More than four years after she was first charged, a former Burnaby school bookkeeper has been found guilty of defrauding a local high school and a Vancouver real estate consulting firm.
Jodi Fingarsen was first charged with two counts of fraud over $5,000 in July 2012 in relation to incidents at Alpha Secondary School between July 2008 and July 2010 and at the Altus Group in Vancouver between July 2011 and October 2011.
She was found guilty of both counts in B.C. Provincial Court in Vancouver Thursday.
The case against Fingarsen centred around 85 cheques, including bogus Alpha Secondary cheques made out to her directly, third-party cheques made out to businesses and individuals owed money by Alpha, and third-party cheques made out to the Altus Group from clients for services rendered.
Worth a total of nearly $99,000, they were deposited into Fingarsen’s personal accounts at automated teller machines.
She, however, testified she had neither deposited the cheques nor ever noticed the thousands of extra dollars circulating through her accounts over nearly three years.
And her lawyer, John Banks, argued there was no video or photo evidence proving Fingarsen herself had made the deposits.

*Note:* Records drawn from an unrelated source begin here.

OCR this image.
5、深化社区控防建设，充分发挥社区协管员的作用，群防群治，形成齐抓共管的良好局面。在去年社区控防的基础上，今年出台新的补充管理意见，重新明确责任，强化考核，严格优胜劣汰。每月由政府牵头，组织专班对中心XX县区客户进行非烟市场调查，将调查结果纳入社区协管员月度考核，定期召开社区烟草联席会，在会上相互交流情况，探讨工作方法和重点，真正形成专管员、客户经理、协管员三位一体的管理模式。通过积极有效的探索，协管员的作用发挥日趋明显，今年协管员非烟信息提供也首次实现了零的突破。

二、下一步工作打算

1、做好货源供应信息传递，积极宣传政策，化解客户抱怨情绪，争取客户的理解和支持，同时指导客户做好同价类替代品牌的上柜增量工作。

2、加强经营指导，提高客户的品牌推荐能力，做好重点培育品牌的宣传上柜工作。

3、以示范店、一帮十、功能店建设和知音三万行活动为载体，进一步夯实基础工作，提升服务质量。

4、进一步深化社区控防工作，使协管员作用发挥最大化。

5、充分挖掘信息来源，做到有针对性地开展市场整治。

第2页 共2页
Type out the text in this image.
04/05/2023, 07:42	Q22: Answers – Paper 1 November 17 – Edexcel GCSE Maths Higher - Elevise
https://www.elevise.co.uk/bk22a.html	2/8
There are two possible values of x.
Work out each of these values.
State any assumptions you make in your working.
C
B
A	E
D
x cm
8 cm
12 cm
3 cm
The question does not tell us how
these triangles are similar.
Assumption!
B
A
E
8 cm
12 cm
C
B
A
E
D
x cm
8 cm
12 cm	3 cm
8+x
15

In his decision Thursday, Provincial Court Judge Joseph Galati acknowledged the Crown’s case, presented by prosecutor Jennifer Horneland, rested on circumstantial evidence.
But – other than Fingarsen’s testimony – he said, there was “absolutely no evidentiary basis or evidentiary gap from which to reasonably infer that Ms. Fingarsen was only responsible for those transactions (in her bank account) which do not incriminate her and that all of the other incriminating transactions were done by someone else.”
Galati went on to say Fingarsen’s testimony was “not credible” and that at times she “appeared to be making it up as she went along under cross-examination.”
“It does not raise a reasonable doubt that it was Ms. Fingarsen who deposited the Alpha cheques into her bank account. It does not raise a reasonable doubt but that Ms. Fingarsen knew she was spending money that did not belong to her,” Galati said.
More than four years after being charged, Fingarsen will now have to wait till at least the end of January to hear her fate.
Galati has ordered a pre-sentencing report with a “psychological component,” and that work is expected to take at least six weeks.
After that, Fingarsen still faces a parallel civil claim launched by the school district in 2012.